Many are keen on losing weight. However, they back out at the thought of having to maintain a conventional diet and workout plan. The good news is that there are simple ways that help eat lesser calories. They’re effective in reducing weight and maintaining that weight. Without much ado, we look at the simple methods for losing weight that does not involve dieting or working out.
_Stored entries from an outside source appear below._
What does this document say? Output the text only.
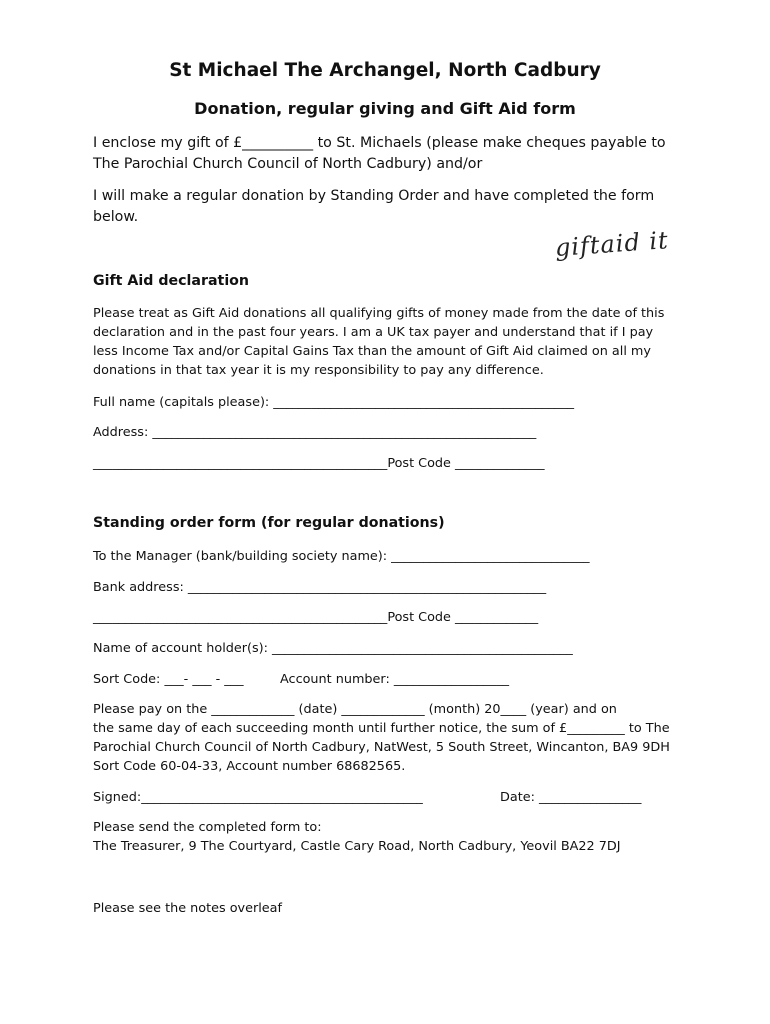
St Michael The Archangel, North Cadbury
Donation, regular giving and Gift Aid form
I enclose my gift of £__________ to St. Michaels (please make cheques payable to
The Parochial Church Council of North Cadbury) and/or
I will make a regular donation by Standing Order and have completed the form
below.
giftaid it
Gift Aid declaration
Please treat as Gift Aid donations all qualifying gifts of money made from the date of this
declaration and in the past four years. I am a UK tax payer and understand that if I pay
less Income Tax and/or Capital Gains Tax than the amount of Gift Aid claimed on all my
donations in that tax year it is my responsibility to pay any difference.
Full name (capitals please): _______________________________________________
Address: ____________________________________________________________
______________________________________________Post Code ______________
Standing order form (for regular donations)
To the Manager (bank/building society name): _______________________________
Bank address: ________________________________________________________
______________________________________________Post Code _____________
Name of account holder(s): _______________________________________________
Sort Code: ___- ___ - ___	Account number: __________________
Please pay on the _____________ (date) _____________ (month) 20____ (year) and on
the same day of each succeeding month until further notice, the sum of £_________ to The
Parochial Church Council of North Cadbury, NatWest, 5 South Street, Wincanton, BA9 9DH
Sort Code 60-04-33, Account number 68682565.
Signed:____________________________________________	Date: ________________
Please send the completed form to:
The Treasurer, 9 The Courtyard, Castle Cary Road, North Cadbury, Yeovil BA22 7DJ
Please see the notes overleaf
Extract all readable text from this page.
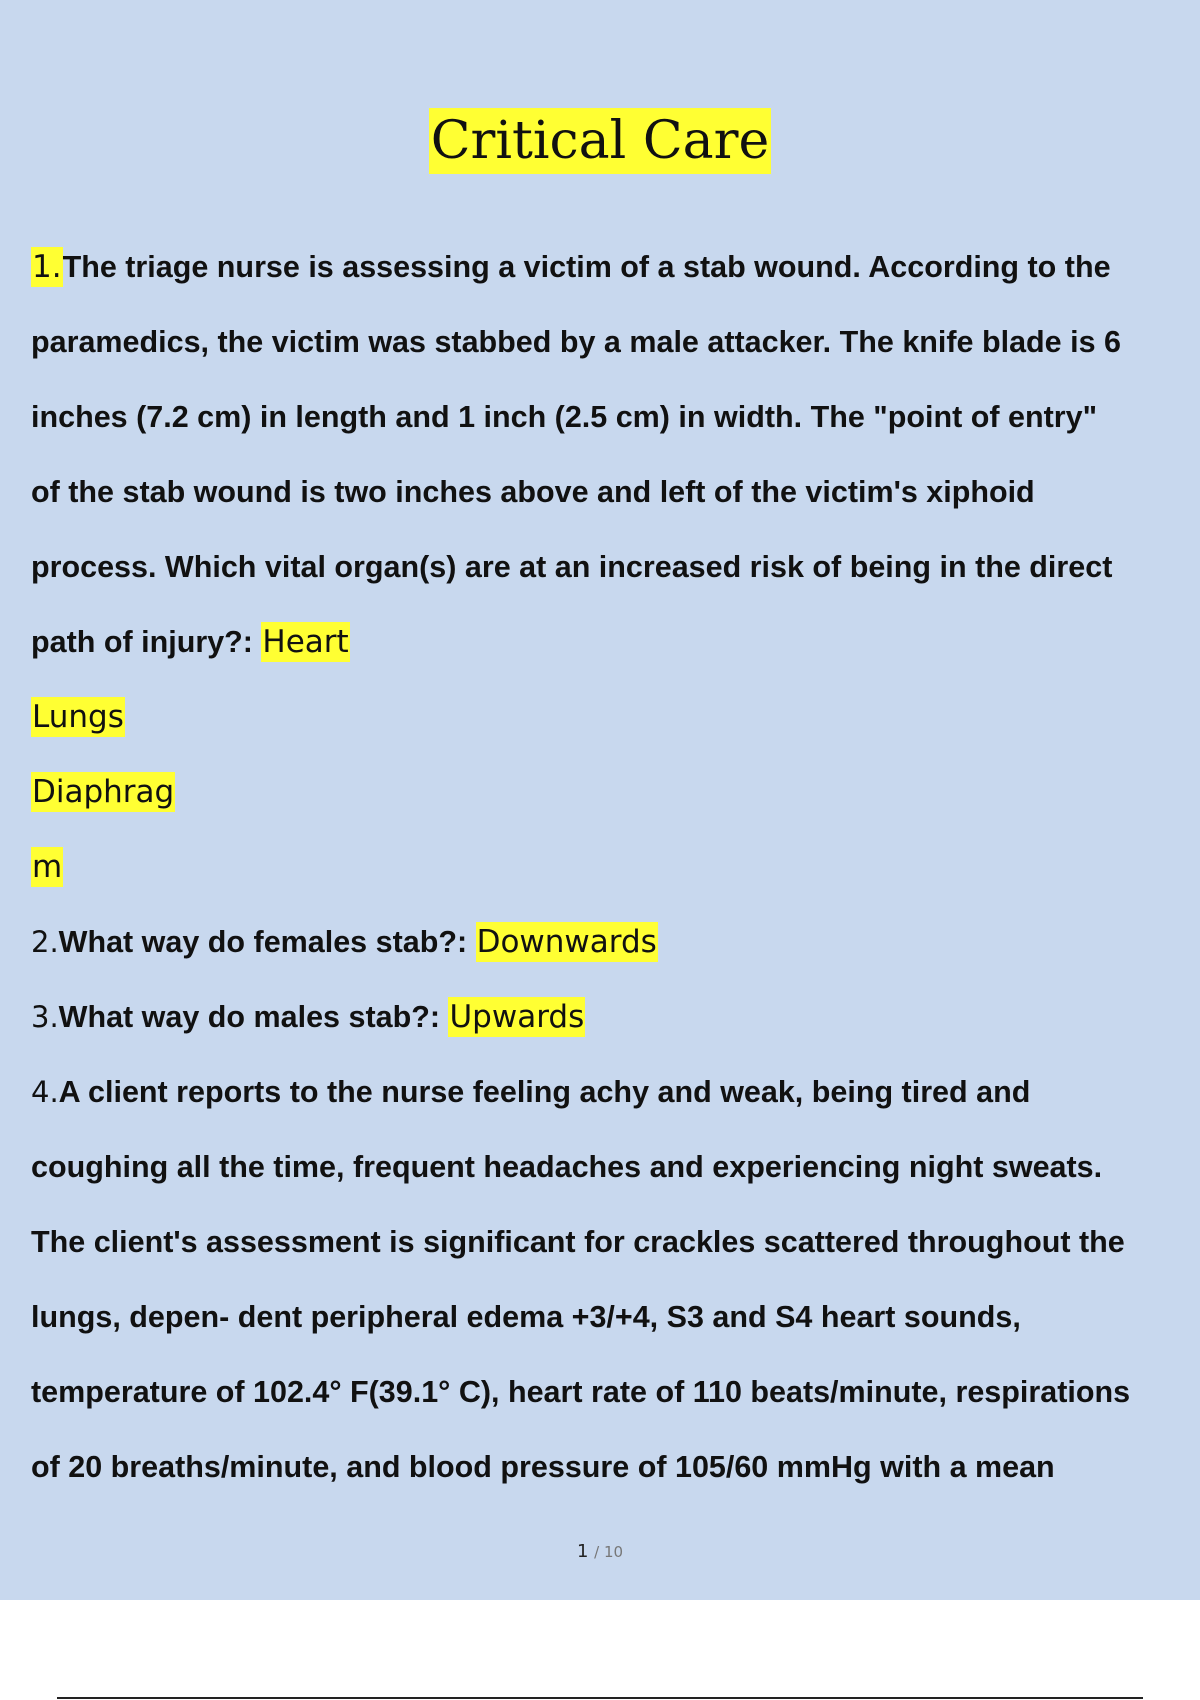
Critical Care
1.The triage nurse is assessing a victim of a stab wound. According to the
paramedics, the victim was stabbed by a male attacker. The knife blade is 6
inches (7.2 cm) in length and 1 inch (2.5 cm) in width. The "point of entry"
of the stab wound is two inches above and left of the victim's xiphoid
process. Which vital organ(s) are at an increased risk of being in the direct
path of injury?: Heart
Lungs
Diaphrag
m
2.What way do females stab?: Downwards
3.What way do males stab?: Upwards
4.A client reports to the nurse feeling achy and weak, being tired and
coughing all the time, frequent headaches and experiencing night sweats.
The client's assessment is significant for crackles scattered throughout the
lungs, depen- dent peripheral edema +3/+4, S3 and S4 heart sounds,
temperature of 102.4° F(39.1° C), heart rate of 110 beats/minute, respirations
of 20 breaths/minute, and blood pressure of 105/60 mmHg with a mean
1 / 10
1) Practice eating in smaller plates
The plate that people use for food today is larger than what it used to be. Such a plate could be a factor in weight gain as it can make a serving appear lesser. A smaller plate can make the brain believe that you’re having more food than the real amount. Eating in a smaller plate is a good practice. This habit is especially useful when people order food from takeaways or eat out.
2) Chew food thoroughly
Another good eating habit is chewing food thoroughly. This habit makes people eat slower and thus eat lesser and feel fuller.A recent study revealed that people who eat faster have more chances of gaining weight than people who eat slower. A way of adopting this habit is counting the number of chews you make for one bite.
3) Have ample Protein
Protein can make people feel fuller, reduce their hunger, and help them eat lesser calories.A possible reason is that protein has an impact on some hormones that influence appetite and fullness. Some studies support this theory. A few examples of foods with high protein content are fish, chicken breasts, quinoa, and lentils. Make sure to consult a Dietitians who can help you to achieve your goal.
4) Keep unhealthy Foods away
The more that people see unhealthy foods their cravings grow and they end up eating more. According to a study,members of a house with more visible high-calorie foodusually weigh more. It is good to keep unhealthy foods away where it will not be seen. Healthy foods should be kept in the open.
5) Have foods that have a high fiber content
Having foods that have high fiber content could help people feel fuller for a longer time. Studies show that a highly effective fiber for weight loss is viscous fiber. It induces a fuller feeling and lessens food intake.Viscous fiber turns into a gel with water. The result is slower digestion and more time for emptying the stomach. Plant foods like oat cereals and beans have viscous fiber.
6) Regular intake of water
Drinking water could cause lesser food intake and weight loss. A studyreveals that having half a liter of water 30 minutes ahead of meals lessens hunger andcalorie intake. Having water in place of calorie-heavy drinks could heighten the effect.
7) Have smaller servings of food
The amount of food served has increased over the past few decades. Greater servings prompt people to have more food and have been associated with weight gain. Smaller servings could make you eat significantly less, and you won’t even know.
8) No Electronic Distractions during meals
Being attentive to your food could lessen your food intake. Mostly, those who watch TV or indulge in computer games during meals don’t know the amount they’ve eaten. Thus, they have chances of overeating. Studies show that this effect is more in people who’re absent-minded while eating.
Those who have made a habit of watching TV during meals eat more daily. These calories add up to have a significant impact on their weight over the long run.
9) Sound sleep and stress-free life
Numerous people don’t give importance to sleep and stress. Each has a significant impact on hunger and weight. Insufficient sleep could disturb hireling and lepton, which are appetite-managing hormones. The hormone Cortisol gets elevated with stress. A fluctuation of these hormones can make you want more unhealthy food and thus increase your calorie intake.
Long-term insufficient sleep and stress put you are more at risk of quite a few diseases that include obesity.
10) Don’t have Sugary Drinks
Sugary beverages that include soda have been connected with more possibilities of several diseases.The impact of liquid calories on fullness is less than that of solid food people. Thus, people consume surplus calories from sugary drinks without realizing it.
Quitting these beverages can be beneficial to your health over the long run. Some healthy drinks are water, green tea, and coffee.
Conclusion
Some simple practices help with weight loss. Some of them are not associated with dieting and workouts. However, one should not try to adopt all such practices at once. It’s better to try a technique for some time and move on to another when that works.